E. Challenges in real-world clinical implementation

The model implementation in real-world clinical scenarios faces some challenges. One challenge is associated with the computational burden, which is a common issue in large-scale machine learning. The unique architecture of our MB-TCN-TC model allows it to capture intricate patterns in complexly structured EHR data. This, on the other hand, requires substantial computational resources to execute, especially when handling a large volume of EHR data. Specifically, our dataset contains 414,199 diabetic patients with multiple medical variables changing over time, resulting in approximately 217 million data points. In our study, we utilize NVIDIA RTX A4500 Graphics Processing Units (GPUs) to improve computational efficiency by parallel processing. As a result, the total training time for 50 epochs is approximately 10 hours.
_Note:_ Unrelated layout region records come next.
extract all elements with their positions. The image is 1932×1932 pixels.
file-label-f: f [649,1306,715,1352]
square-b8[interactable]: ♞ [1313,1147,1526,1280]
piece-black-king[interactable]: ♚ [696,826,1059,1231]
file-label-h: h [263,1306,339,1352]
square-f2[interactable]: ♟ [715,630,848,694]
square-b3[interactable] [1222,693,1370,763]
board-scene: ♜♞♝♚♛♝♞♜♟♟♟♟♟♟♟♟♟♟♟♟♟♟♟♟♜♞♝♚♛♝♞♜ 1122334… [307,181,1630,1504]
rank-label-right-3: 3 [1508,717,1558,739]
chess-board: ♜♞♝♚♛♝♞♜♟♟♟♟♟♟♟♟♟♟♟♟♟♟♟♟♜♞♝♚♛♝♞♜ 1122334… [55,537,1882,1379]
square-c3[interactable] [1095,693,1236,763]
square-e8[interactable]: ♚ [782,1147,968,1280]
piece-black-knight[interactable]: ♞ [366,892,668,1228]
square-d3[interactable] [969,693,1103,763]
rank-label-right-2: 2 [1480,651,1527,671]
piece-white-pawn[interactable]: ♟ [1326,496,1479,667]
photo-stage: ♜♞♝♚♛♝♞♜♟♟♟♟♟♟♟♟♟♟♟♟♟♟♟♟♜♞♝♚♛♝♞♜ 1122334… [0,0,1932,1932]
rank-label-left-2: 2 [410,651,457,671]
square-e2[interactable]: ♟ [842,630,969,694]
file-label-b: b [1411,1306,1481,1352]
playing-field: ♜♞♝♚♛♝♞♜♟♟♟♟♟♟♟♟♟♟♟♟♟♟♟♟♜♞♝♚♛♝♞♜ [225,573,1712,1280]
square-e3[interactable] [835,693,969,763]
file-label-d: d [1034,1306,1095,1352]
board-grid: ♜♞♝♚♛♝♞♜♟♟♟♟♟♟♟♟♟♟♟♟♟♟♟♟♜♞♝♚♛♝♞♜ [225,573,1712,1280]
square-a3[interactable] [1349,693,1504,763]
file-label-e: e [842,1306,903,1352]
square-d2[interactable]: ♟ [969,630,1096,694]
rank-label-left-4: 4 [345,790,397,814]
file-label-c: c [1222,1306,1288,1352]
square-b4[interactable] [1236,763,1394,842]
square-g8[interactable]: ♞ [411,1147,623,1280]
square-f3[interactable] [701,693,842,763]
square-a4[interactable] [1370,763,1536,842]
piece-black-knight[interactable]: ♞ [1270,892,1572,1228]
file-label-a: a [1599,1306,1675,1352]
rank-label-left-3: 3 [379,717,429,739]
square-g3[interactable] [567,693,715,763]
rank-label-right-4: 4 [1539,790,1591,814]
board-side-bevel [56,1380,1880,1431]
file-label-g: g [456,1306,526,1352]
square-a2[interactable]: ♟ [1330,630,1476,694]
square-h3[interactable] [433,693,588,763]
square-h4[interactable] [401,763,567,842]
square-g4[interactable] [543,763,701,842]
Furthermore, DNN models are widely recognized to be difficult to optimize in addition to the computational burden. The objective function is generally non-convex, meaning there are multiple local optimal solutions. Traditional convex optimization algorithms and simple gradient descent methods [68] often struggle with this issue, possibly ending up with a suboptimal solution. The situation worsens with many flat regions in non-convex functions, where the function value is nearly constant. The gradient in such flat regions is tiny, leading the algorithms stuck at sub-optimal solutions. In this project, we implement the ADAM algorithm [69], a first-order gradient-based method that employs adaptive estimates of lower-order moments, to optimize our objective function. ADAM is an appealing choice due to its computational efficiency, minimal memory requirements, and suitability for handling large datasets or parameters. Its applicability to large-scale non-convex optimization enhances the optimization process of large DNN models.

VI. Conclusions

This paper presents a novel method of Multi-branching Temporal Convolutional Network with tensor completion (MB-TCN-TC) to investigate multi-variate longitudinal clinical data for reliable DR identification. We first leverage the method of tensor data completion to estimate the missing values in the incomplete EHR data. Second, we adapt the multi-branching temporal neural network framework to further cope with the imbalanced issue and model the longitudinal sequences. Experimental results show that the proposed MB-TCN-TC model is effective to capture critical temporal information and complicated variable interactions in the longitudinal EHRs by accounting for both the imbalanced data and missing value issues. Our MB-TCN-TC method yields superior performance when identifying DR from longitudinal EHR data with better AUROC and AUPRC metrics compared to existing methods. More importantly, this MB-TCN-TC framework can be generally applicable to model complex longitudinal sequences with imbalanced data and missing value issues for reliable health monitoring and diagnostics.